Why the slowdown? I wish I could say it is because nuclear's many disconcerting ramifications (both political and environmental) have suddenly become clear. But in reality, the real reason is financial.

Today, NPR hosted a great panel of nuclear experts including Dr. Per Peterson of UC Berkeley and Dan Hirsch of the Committee to Bridge the Gap (Martin Sheen video below). While they presented different viewpoints (Peterson pro, Hirsch con) they both agreed that the nuclear is not yet ready for prime time. Despite 67 years of development, the costs for nuclear have gone up and "no one's buying."

The permitting process alone for a nuclear plant takes years, and there is no such thing as a standardized "kit of parts" which would allow for rapid deployment of the technology. Add to that the scarcity of some key reactor components, one of which is manufactured by a single plant in Japan that according to rumor has a several year back log (driven significantly by demand in China).

Then there is the massive waste problem. There was notably a $6 billion earmark for nuclear waste cleanup in the Stimulus bill, but Chu made it clear that a key to nuclear's viability is "closing the fuel cycle" -- something which has yet to be accomplished in a way that does not fan the fires of nuclear proliferation. That means "downcycling" the waste into a substance that is safe for reuse and subsequent disposal.

Peterson points to the success of France in recycling its nuclear waste into a second generation plutonium substance. But Hirsch points out this type of recycling is extremely expensive and results in weapons-grade product. And if you think the NPT (non proliferation treaty) is going to protect us form the distribution of plutonium, you only have to look to Iran which is part of the NPT.

Peterson then went into the classic coal versus nuclear argument. Coal is responsible for approximately 65,000 deaths per year related while Chernobyl only caused 20,000 casualties. By this creepy calculus, you could have "a couple Chernobyl's per year" (yes I'm actually quoting him) and still be ahead of coal.
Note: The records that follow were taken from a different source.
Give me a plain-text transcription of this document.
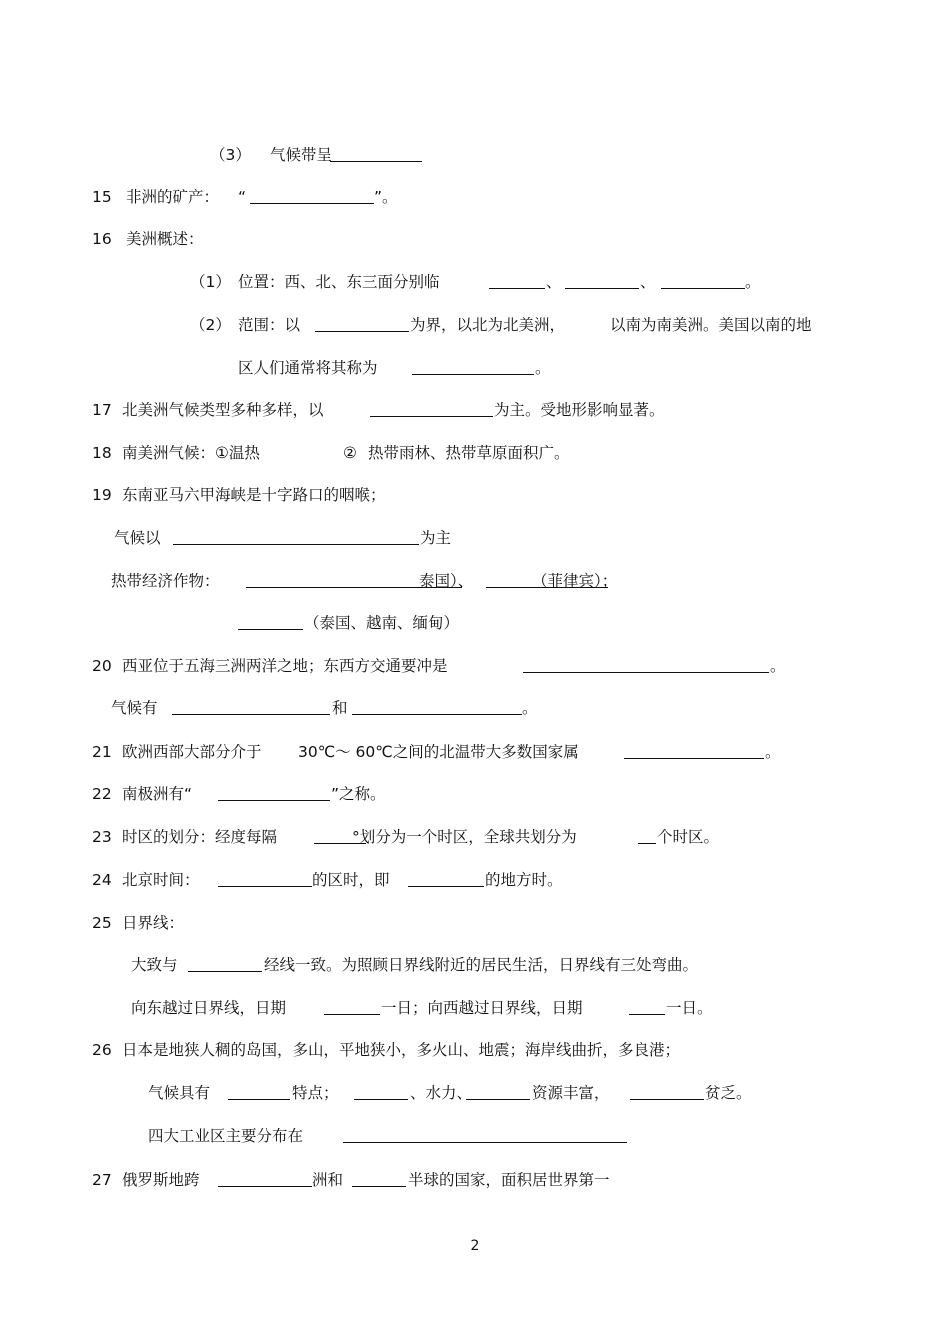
（3） 气候带呈
15 非洲的矿产： “	”。
16 美洲概述：
（1） 位置：西、北、东三面分别临	、	、	。
（2） 范围：以	为界，以北为北美洲，	以南为南美洲。美国以南的地
区人们通常将其称为	。
17 北美洲气候类型多种多样，以	为主。受地形影响显著。
18 南美洲气候：①温热	② 热带雨林、热带草原面积广。
19 东南亚马六甲海峡是十字路口的咽喉；
气候以	为主
热带经济作物：	泰国）、	（菲律宾）；
（泰国、越南、缅甸）
20 西亚位于五海三洲两洋之地；东西方交通要冲是	。
气候有	和	。
21 欧洲西部大部分介于 30℃～ 60℃之间的北温带大多数国家属	。
22 南极洲有“	”之称。
23 时区的划分：经度每隔	°划分为一个时区，全球共划分为	个时区。
24 北京时间：	的区时，即	的地方时。
25 日界线：
大致与	经线一致。为照顾日界线附近的居民生活，日界线有三处弯曲。
向东越过日界线，日期	一日；向西越过日界线，日期	一日。
26 日本是地狭人稠的岛国，多山，平地狭小，多火山、地震；海岸线曲折，多良港；
气候具有	特点；	、水力、	资源丰富，	贫乏。
四大工业区主要分布在
27 俄罗斯地跨	洲和	半球的国家，面积居世界第一
2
Hirsch said this is a false set of choices, and it is exactly where the nuclear industry wants us to go -- into a logic where the (slightly) lesser of two evils. And if you get a $40-$45 price on carbon (according to a recent congressional study), then suddenly nuclear will start making economic sense. This is why the cap and trade system is the greatest hope for the nuclear industry (and my greatest fear).

But as Hirsch says, we only have a very small window to solve global warming. Why would we invest our precious time and money on ANY technology (especially one that has so many unsolved problems) knowing that it relies upon a finite resource -- coal, gas, oil, uranium -- when you could invest in a technology that makes use of fee, infinite and safe resources -- solar, wind, geothermal.